Nas últimas duas décadas, um levantamento sobre 24 atentados cometidos contra escolas em todo o país envolvendo armas, facas, machadinhas, fogo e até explosivos aponta um saldo de 59 mortos entre alunos, professores, funcionários e os próprios agressores.
Entre os episódios mais letais, se destacam o incêndio criminoso da creche Gente Inocente, em Minas Gerais, em 2017 (14 mortes), o ataque a tiros que vitimou 13 pessoas em 2011 em Realengo, no Rio, e o atentado com armas e machadinha que provocou outras nove mortes em Suzano (SP), quatro anos atrás.
Outras duas ações contra escolas infantis de Santa Catarina se somam à galeria das grandes tragédias em ambientes educacionais: uma envolvendo a creche Aquarela (cinco mortes), em 2021, e a Cantinho Bom Pastor, em que um jovem matou quatro crianças a faca neste ano.
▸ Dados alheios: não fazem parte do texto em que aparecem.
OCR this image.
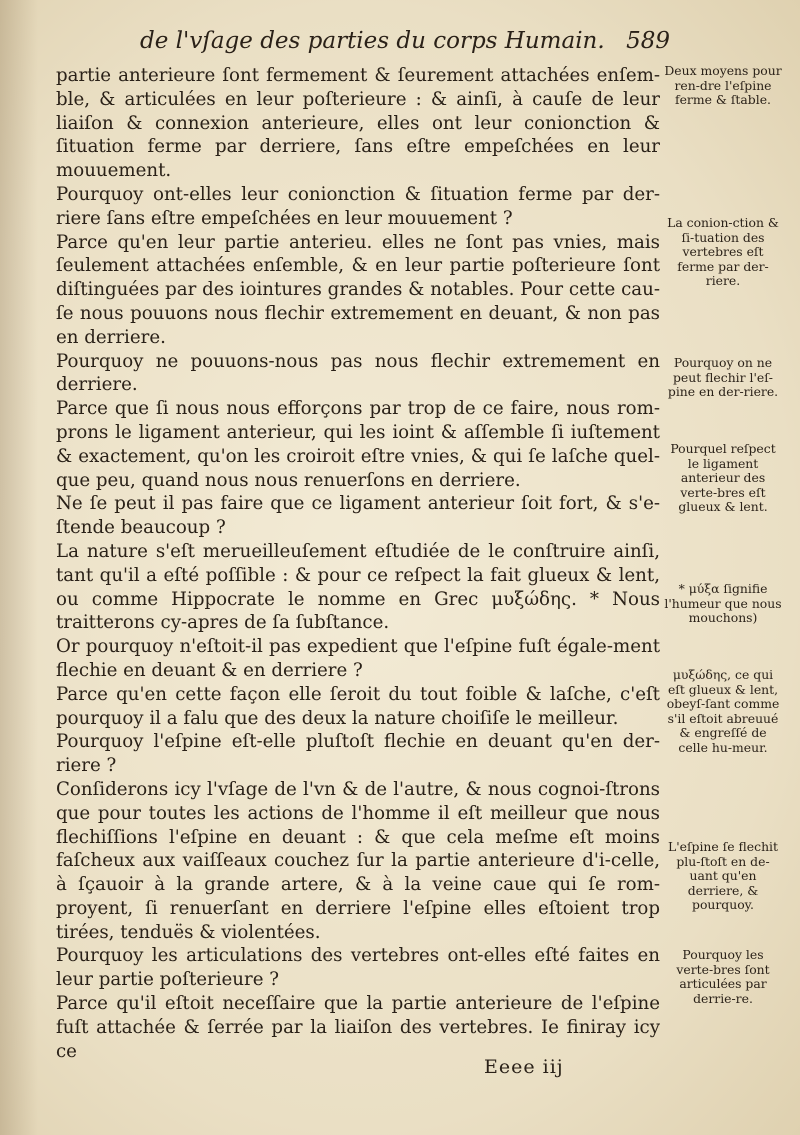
de l'vſage des parties du corps Humain. 589

partie anterieure ſont fermement & ſeurement attachées enſem-ble, & articulées en leur poſterieure : & ainſi, à cauſe de leur liaiſon & connexion anterieure, elles ont leur conionction & ſituation ferme par derriere, ſans eſtre empeſchées en leur mouuement.

Pourquoy ont-elles leur conionction & ſituation ferme par der-riere ſans eſtre empeſchées en leur mouuement ?

Parce qu'en leur partie anterieu. elles ne ſont pas vnies, mais ſeulement attachées enſemble, & en leur partie poſterieure ſont diſtinguées par des iointures grandes & notables. Pour cette cau-ſe nous pouuons nous flechir extremement en deuant, & non pas en derriere.

Pourquoy ne pouuons-nous pas nous flechir extremement en derriere.

Parce que ſi nous nous efforçons par trop de ce faire, nous rom-prons le ligament anterieur, qui les ioint & aſſemble ſi iuſtement & exactement, qu'on les croiroit eſtre vnies, & qui ſe laſche quel-que peu, quand nous nous renuerſons en derriere.

Ne ſe peut il pas faire que ce ligament anterieur ſoit fort, & s'e-ſtende beaucoup ?

La nature s'eſt merueilleuſement eſtudiée de le conſtruire ainſi, tant qu'il a eſté poſſible : & pour ce reſpect la fait glueux & lent, ou comme Hippocrate le nomme en Grec μυξώδης. * Nous traitterons cy-apres de ſa ſubſtance.

Or pourquoy n'eſtoit-il pas expedient que l'eſpine fuſt égale-ment flechie en deuant & en derriere ?

Parce qu'en cette façon elle ſeroit du tout foible & laſche, c'eſt pourquoy il a falu que des deux la nature choiſiſe le meilleur.

Pourquoy l'eſpine eſt-elle pluſtoſt flechie en deuant qu'en der-riere ?

Conſiderons icy l'vſage de l'vn & de l'autre, & nous cognoi-ſtrons que pour toutes les actions de l'homme il eſt meilleur que nous flechiſſions l'eſpine en deuant : & que cela meſme eſt moins faſcheux aux vaiſſeaux couchez ſur la partie anterieure d'i-celle, à ſçauoir à la grande artere, & à la veine caue qui ſe rom-proyent, ſi renuerſant en derriere l'eſpine elles eſtoient trop tirées, tenduës & violentées.

Pourquoy les articulations des vertebres ont-elles eſté faites en leur partie poſterieure ?

Parce qu'il eſtoit neceſſaire que la partie anterieure de l'eſpine fuſt attachée & ſerrée par la liaiſon des vertebres. Ie finiray icy ce

Deux moyens pour ren-dre l'eſpine ferme & ſtable.
La conion-ction & ſi-tuation des vertebres eſt ferme par der-riere.
Pourquoy on ne peut flechir l'eſ-pine en der-riere.
Pourquel reſpect le ligament anterieur des verte-bres eſt glueux & lent.
* μύξα ſignifie l'humeur que nous mouchons)
μυξώδης, ce qui eſt glueux & lent, obeyſ-ſant comme s'il eſtoit abreuué & engreſſé de celle hu-meur.
L'eſpine ſe flechit plu-ſtoſt en de-uant qu'en derriere, & pourquoy.
Pourquoy les verte-bres ſont articulées par derrie-re.
Eeee iij
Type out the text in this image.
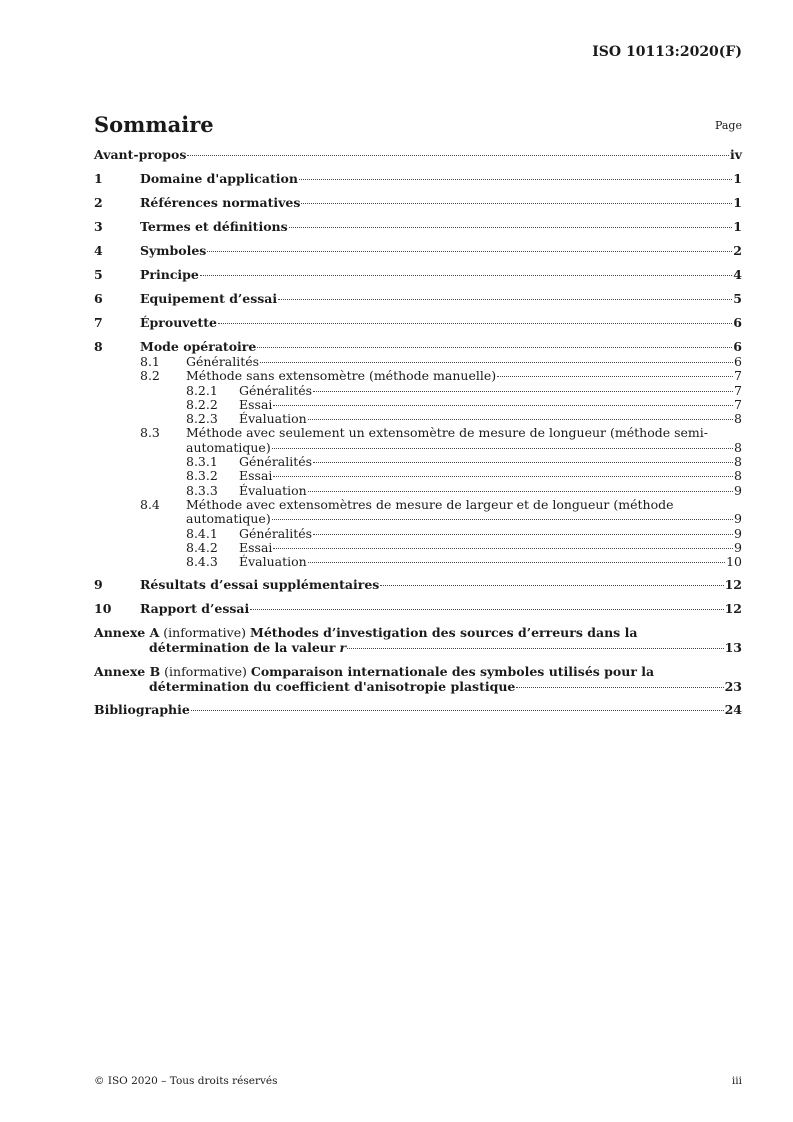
ISO 10113:2020(F)
Sommaire	Page
Avant-propos	iv
1	Domaine d'application	1
2	Références normatives	1
3	Termes et définitions	1
4	Symboles	2
5	Principe	4
6	Equipement d’essai	5
7	Éprouvette	6
8	Mode opératoire	6
8.1	Généralités	6
8.2	Méthode sans extensomètre (méthode manuelle)	7
8.2.1	Généralités	7
8.2.2	Essai	7
8.2.3	Évaluation	8
8.3	Méthode avec seulement un extensomètre de mesure de longueur (méthode semi-
automatique)	8
8.3.1	Généralités	8
8.3.2	Essai	8
8.3.3	Évaluation	9
8.4	Méthode avec extensomètres de mesure de largeur et de longueur (méthode
automatique)	9
8.4.1	Généralités	9
8.4.2	Essai	9
8.4.3	Évaluation	10
9	Résultats d’essai supplémentaires	12
10	Rapport d’essai	12
Annexe A (informative) Méthodes d’investigation des sources d’erreurs dans la
détermination de la valeur r	13
Annexe B (informative) Comparaison internationale des symboles utilisés pour la
détermination du coefficient d'anisotropie plastique	23
Bibliographie	24
© ISO 2020 – Tous droits réservés	iii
Para prevenir a ocorrência de massacres desse tipo, especialistas afirmam ser necessário um amplo conjunto de medidas.
Materiais publicados nos EUA e no Brasil sugerem que jovens com histórico de bullying e violência doméstica poderiam ser mais propensos a atos de violência. Mas o psiquiatra e coordenador do Programa de Depressão na Infância e na Adolescência do Hospital de Clínicas de Porto Alegre, Christian Kieling, sustenta que não há como antever com segurança quem vai cometer um ataque.
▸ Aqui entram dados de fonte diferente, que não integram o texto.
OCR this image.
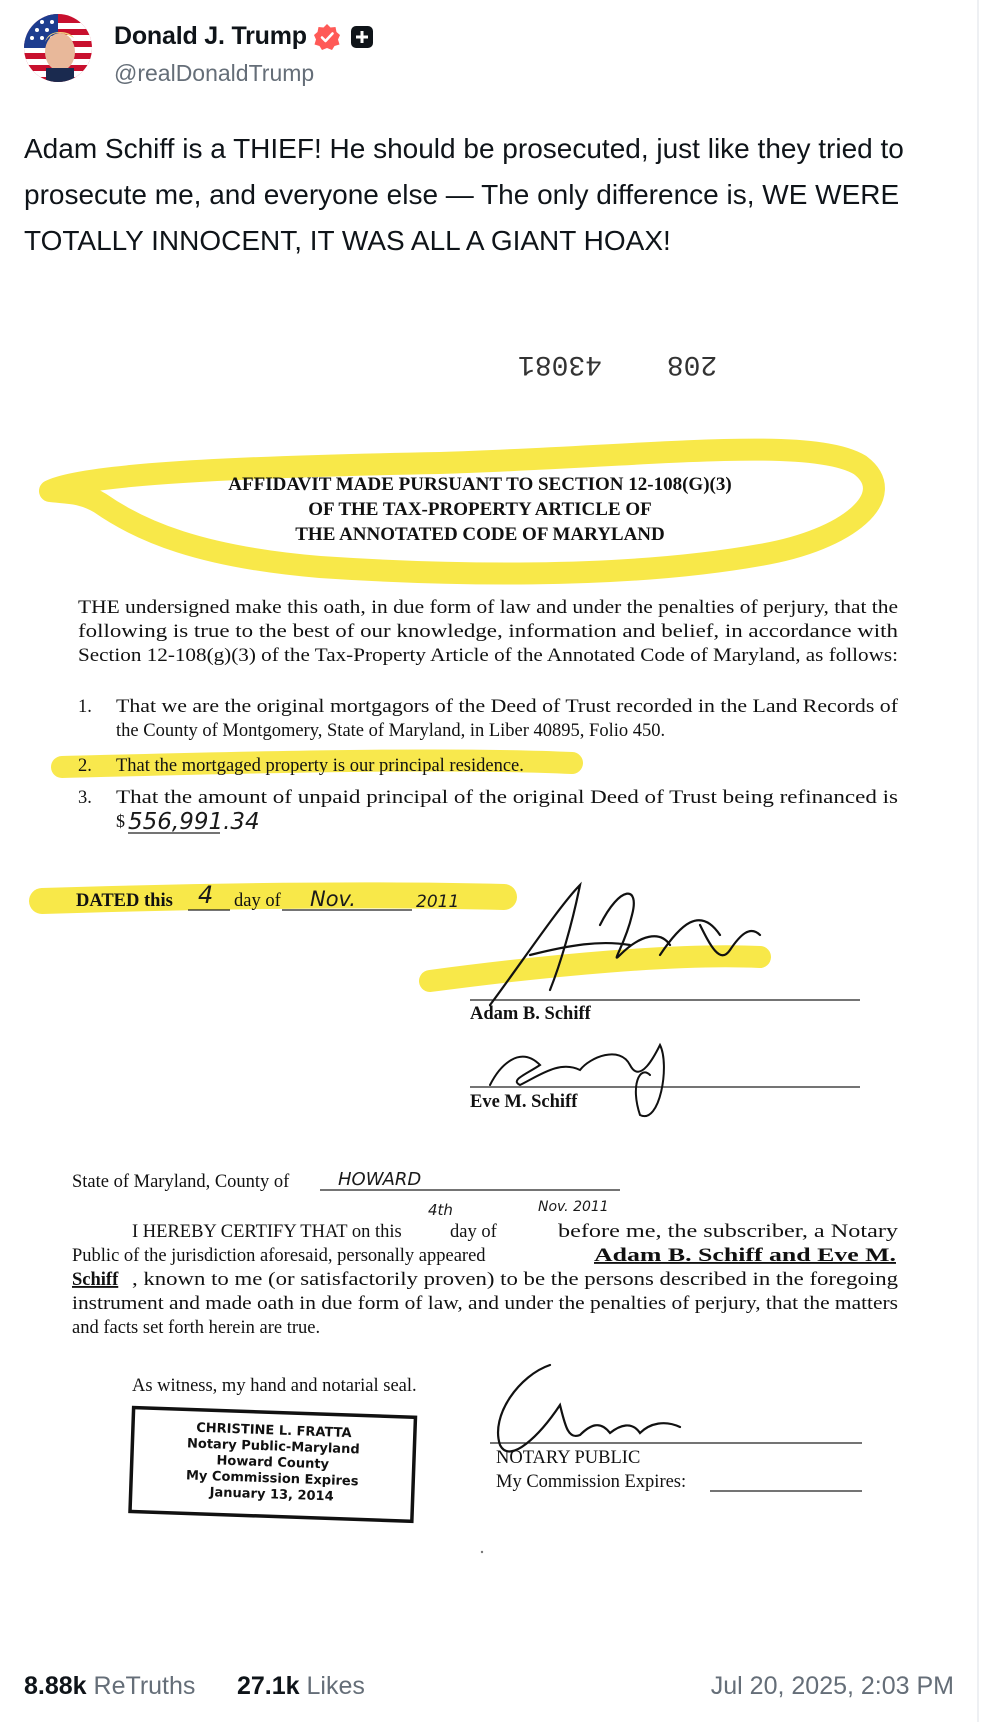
Donald J. Trump
@realDonaldTrump

Adam Schiff is a THIEF! He should be prosecuted, just like they tried to prosecute me, and everyone else — The only difference is, WE WERE TOTALLY INNOCENT, IT WAS ALL A GIANT HOAX!

43081 208
AFFIDAVIT MADE PURSUANT TO SECTION 12-108(G)(3)
OF THE TAX-PROPERTY ARTICLE OF
THE ANNOTATED CODE OF MARYLAND
THE undersigned make this oath, in due form of law and under the penalties of perjury, that the
following is true to the best of our knowledge, information and belief, in accordance with
Section 12-108(g)(3) of the Tax-Property Article of the Annotated Code of Maryland, as follows:
1. That we are the original mortgagors of the Deed of Trust recorded in the Land Records of
the County of Montgomery, State of Maryland, in Liber 40895, Folio 450.
2. That the mortgaged property is our principal residence.
3. That the amount of unpaid principal of the original Deed of Trust being refinanced is
$ 556,991.34
DATED this	day of
4	Nov.	2011
Adam B. Schiff
Eve M. Schiff
State of Maryland, County of	HOWARD
I HEREBY CERTIFY THAT on this	day of	before me, the subscriber, a Notary
Public of the jurisdiction aforesaid, personally appeared	Adam B. Schiff and Eve M.
Schiff , known to me (or satisfactorily proven) to be the persons described in the foregoing
instrument and made oath in due form of law, and under the penalties of perjury, that the matters
and facts set forth herein are true.
4th	Nov. 2011
As witness, my hand and notarial seal.
CHRISTINE L. FRATTA
Notary Public-Maryland
Howard County
My Commission Expires
January 13, 2014
NOTARY PUBLIC
My Commission Expires:
8.88k ReTruths 27.1k Likes	Jul 20, 2025, 2:03 PM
— Jovens com problemas de saúde mental costumam ser mais vítimas do que autores de violência. Temos muita dificuldade de prever algo como o risco de alguém agredir outras pessoas, assim como é difícil prever quem vai tentar se suicidar. Acredito que vamos ter de estudar mais isso, já que, infelizmente, é um novo fenômeno no Brasil — diz Kieling.
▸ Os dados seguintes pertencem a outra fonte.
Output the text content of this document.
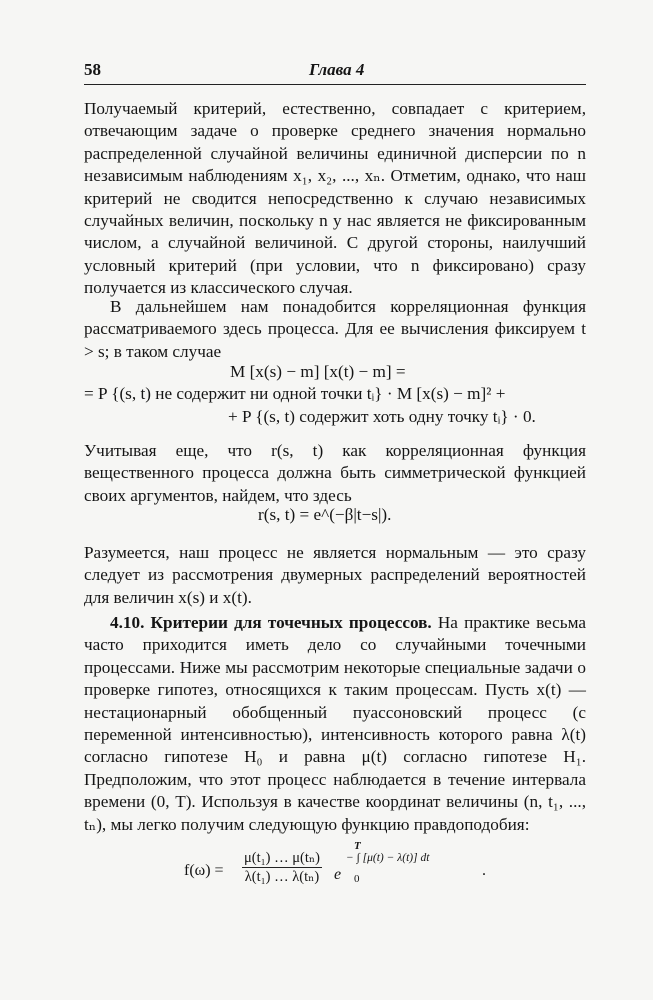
58	Глава 4

Получаемый критерий, естественно, совпадает с критерием, отвечающим задаче о проверке среднего значения нормально распределенной случайной величины единичной дисперсии по n независимым наблюдениям x₁, x₂, ..., xₙ. Отметим, однако, что наш критерий не сводится непосредственно к случаю независимых случайных величин, поскольку n у нас является не фиксированным числом, а случайной величиной. С другой стороны, наилучший условный критерий (при условии, что n фиксировано) сразу получается из классического случая.

В дальнейшем нам понадобится корреляционная функция рассматриваемого здесь процесса. Для ее вычисления фиксируем t > s; в таком случае

M [x(s) − m] [x(t) − m] =
= P {(s, t) не содержит ни одной точки tᵢ} · M [x(s) − m]² +
+ P {(s, t) содержит хоть одну точку tᵢ} · 0.

Учитывая еще, что r(s, t) как корреляционная функция вещественного процесса должна быть симметрической функцией своих аргументов, найдем, что здесь

r(s, t) = e^(−β|t−s|).

Разумеется, наш процесс не является нормальным — это сразу следует из рассмотрения двумерных распределений вероятностей для величин x(s) и x(t).

4.10. Критерии для точечных процессов. На практике весьма часто приходится иметь дело со случайными точечными процессами. Ниже мы рассмотрим некоторые специальные задачи о проверке гипотез, относящихся к таким процессам. Пусть x(t) — нестационарный обобщенный пуассоновский процесс (с переменной интенсивностью), интенсивность которого равна λ(t) согласно гипотезе H₀ и равна μ(t) согласно гипотезе H₁. Предположим, что этот процесс наблюдается в течение интервала времени (0, T). Используя в качестве координат величины (n, t₁, ..., tₙ), мы легко получим следующую функцию правдоподобия:

$f(\omega) = \frac{\text{μ(t₁) … μ(tₙ)}}{\text{λ(t₁) … λ(tₙ)}}$ e
T
− ∫ [μ(t) − λ(t)] dt
0	.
As recomendações de especialistas focam na criação de um ambiente escolar sadio, monitoramento de possíveis ameaças na internet e redução da circulação de armas (conforme lista abaixo).
Medidas para combater a violência contra as escolas
Veja algumas das sugestões para prevenir novas tragédias, com base na avaliação de especialistas e de um recente relatório encaminhado ao governo federal sobre o problema, para diferentes setores da sociedade.
Autoridades
- Criação de rede de inteligência para monitoramento de grupos extremistas, incluindo cooperação entre polícias estaduais e Polícia Federal.
- Reduzir circulação de armas na sociedade e monitorar clubes de tiro, restringindo acesso de crianças e adolescentes a eles.
- Responsabilização criminal de líderes de grupos extremistas por trás do recrutamento de crianças e jovens via online.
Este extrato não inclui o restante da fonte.